Scrolling and Scaling Views

MFC supports views that scroll and views that are automatically scaled to the size of the frame window that displays them. Class CScrollView supports both kinds of views.

For more information about scrolling and scaling, see class CScrollView in the MFC Reference. For a scrolling example, see the Scribble sample.

What do you want to know more about

Scrolling a View

Frequently the size of a document is greater than the size its view can display. This may occur because the document's data increases or the user shrinks the window that frames the view. In such cases, the view must support scrolling.

Any view can handle scroll-bar messages in its OnHScroll and OnVScroll member functions.
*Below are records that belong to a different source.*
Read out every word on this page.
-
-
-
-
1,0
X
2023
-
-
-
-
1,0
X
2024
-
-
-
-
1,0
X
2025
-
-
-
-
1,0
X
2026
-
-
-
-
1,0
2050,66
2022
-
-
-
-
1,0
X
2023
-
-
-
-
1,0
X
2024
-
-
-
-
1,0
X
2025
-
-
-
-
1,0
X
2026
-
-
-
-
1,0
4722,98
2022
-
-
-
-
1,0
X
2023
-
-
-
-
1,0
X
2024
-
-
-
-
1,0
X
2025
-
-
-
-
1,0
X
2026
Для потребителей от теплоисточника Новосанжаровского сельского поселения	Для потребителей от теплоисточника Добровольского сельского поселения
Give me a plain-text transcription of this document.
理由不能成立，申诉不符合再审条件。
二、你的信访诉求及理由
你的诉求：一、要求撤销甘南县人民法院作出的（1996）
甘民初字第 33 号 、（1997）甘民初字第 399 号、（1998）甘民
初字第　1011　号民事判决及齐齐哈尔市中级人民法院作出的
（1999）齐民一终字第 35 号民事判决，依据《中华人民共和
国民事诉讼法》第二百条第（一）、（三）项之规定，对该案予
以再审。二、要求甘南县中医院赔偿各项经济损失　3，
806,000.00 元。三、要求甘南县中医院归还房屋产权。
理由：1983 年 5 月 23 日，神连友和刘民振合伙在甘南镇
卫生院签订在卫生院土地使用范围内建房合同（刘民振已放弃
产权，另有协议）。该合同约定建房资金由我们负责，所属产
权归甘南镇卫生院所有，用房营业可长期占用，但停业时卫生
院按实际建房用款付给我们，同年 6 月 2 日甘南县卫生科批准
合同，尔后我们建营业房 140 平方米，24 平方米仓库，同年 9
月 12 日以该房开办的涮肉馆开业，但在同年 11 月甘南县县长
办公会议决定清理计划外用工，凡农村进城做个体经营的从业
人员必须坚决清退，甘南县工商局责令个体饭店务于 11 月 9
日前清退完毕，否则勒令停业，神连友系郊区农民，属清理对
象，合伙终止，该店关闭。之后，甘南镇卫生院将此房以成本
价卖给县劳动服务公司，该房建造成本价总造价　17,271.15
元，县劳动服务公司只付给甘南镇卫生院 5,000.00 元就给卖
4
You can either implement scroll-bar message handling in these functions, doing all the work yourself, or you can use the CScrollView class to handle scrolling for you.

CScrollView does the following:

  • Manages window and viewport sizes and mapping modes

  • Scrolls automatically in response to scroll-bar messages

You can specify how much to scroll for a "page" (when the user clicks in a scroll-bar shaft) and a "line" (when the user clicks in a scroll arrow). Plan these values to suit the nature of your view. For example, you might want to scroll in 1-pixel increments for a graphics view but in increments based on the line height in text documents.

Scaling a View

When you want the view to automatically fit the size of its frame window, you can use CScrollView for scaling instead of scrolling. The logical view is stretched or shrunk to fit the window's client area exactly. A scaled view has no scroll bars.